Я задавал случайные вопросы, лишь бы не молчать. Пока мы разговаривали, меньше чувствовали свою беспомощность. Никому из нас расследовать преступления не приходилось, и что делать — мы не знали.
— Может быть, он потому и скрылся — узнал, что жену убили, и побоялся, что его не отпустят домой, отправят в лагерь, — вслух рассуждал Доманович.
— Письмо его прочли?
— Обыкновенное письмо. Из клиники. Пишет, что ранен был легко, чувствует себя отлично и надеется на скорую выписку.
Я приказал первое, что пришло в голову:
— Ищи сержанта. Опроси всех, кто его видел, установи приметы. Нужно узнать, куда направлялся… И если ты еще раз что-нибудь от меня скроешь, я подыщу другого начальника полиции.
Доманович козырнул и ушел. За ним убрался
Я стоял у телефона, не решаясь позвонить Шамову. Давно не было у меня такого пакостного состояния. Все вместе навалилось: и тяжесть большой беды, и стыд за негодяя, носившего советский погон, и еще чувство своей вины… Наконец поднял трубку. Шамов слушал, не перебивая, и, когда я кончил, ни в чем меня не упрекнул, только безадресно выругался и стал записывать мое сообщение, предложив повторить его не спеша.
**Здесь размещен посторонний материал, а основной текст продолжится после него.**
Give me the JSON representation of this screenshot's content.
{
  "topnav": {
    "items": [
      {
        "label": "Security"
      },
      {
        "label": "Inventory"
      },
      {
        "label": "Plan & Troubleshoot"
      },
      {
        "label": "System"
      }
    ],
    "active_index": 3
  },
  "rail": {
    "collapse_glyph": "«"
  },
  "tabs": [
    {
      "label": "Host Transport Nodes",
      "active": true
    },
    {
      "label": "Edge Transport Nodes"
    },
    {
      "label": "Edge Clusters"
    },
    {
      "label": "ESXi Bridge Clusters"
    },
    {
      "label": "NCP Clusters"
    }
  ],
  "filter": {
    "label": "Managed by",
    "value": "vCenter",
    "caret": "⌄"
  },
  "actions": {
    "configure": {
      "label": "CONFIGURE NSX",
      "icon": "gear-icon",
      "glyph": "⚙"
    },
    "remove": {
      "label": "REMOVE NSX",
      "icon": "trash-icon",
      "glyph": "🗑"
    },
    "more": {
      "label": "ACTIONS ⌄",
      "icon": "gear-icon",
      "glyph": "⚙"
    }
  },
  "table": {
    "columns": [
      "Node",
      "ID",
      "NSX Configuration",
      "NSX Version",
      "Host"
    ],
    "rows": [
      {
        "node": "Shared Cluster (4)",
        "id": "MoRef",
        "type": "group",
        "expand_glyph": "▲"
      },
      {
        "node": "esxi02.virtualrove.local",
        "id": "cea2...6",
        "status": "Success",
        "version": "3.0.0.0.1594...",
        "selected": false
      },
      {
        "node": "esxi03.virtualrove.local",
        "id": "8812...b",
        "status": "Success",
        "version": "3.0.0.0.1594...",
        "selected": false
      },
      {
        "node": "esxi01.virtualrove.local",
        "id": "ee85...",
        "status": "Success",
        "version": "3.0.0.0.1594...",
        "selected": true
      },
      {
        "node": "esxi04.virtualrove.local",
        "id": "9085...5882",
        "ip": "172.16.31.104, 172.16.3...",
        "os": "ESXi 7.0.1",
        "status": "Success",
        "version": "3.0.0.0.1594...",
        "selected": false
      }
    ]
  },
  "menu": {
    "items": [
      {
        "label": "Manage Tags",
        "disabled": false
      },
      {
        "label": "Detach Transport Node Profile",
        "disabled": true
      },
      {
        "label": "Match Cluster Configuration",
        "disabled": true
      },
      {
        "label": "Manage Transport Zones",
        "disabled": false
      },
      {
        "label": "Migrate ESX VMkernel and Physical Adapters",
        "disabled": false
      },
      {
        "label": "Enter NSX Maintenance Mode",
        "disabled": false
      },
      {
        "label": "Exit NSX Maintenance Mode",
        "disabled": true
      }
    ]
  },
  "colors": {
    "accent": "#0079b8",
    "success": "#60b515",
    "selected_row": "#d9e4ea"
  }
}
На прощанье сказал:
— Жди гостей.
26
Кладбище Содлака выглядело аккуратно распланированным городком с прямыми улицами, точными указателями на перекрестках, скамеечками для отдыха живым и выстроенными по ранжиру, одного размера зелеными холмиками над мертвыми. На многих могилках в остекленных фонариках теплились свечи. На каменных крестах четко были выведены имена, фамилии, даты рождения и смерти. Зелень была подстрижена, выровнена с парикмахерской тщательностью.
Стефан вел меня и Франца по заранее намеченному маршруту. Он пригласил нас посетить кладбище, ничего не объяснив, но дав понять, что дело неотложное. Конспираторский лаконизм, вдруг сменявший митинговую многословность, всегда предвещал какой-то неожиданный поворот в его мыслях.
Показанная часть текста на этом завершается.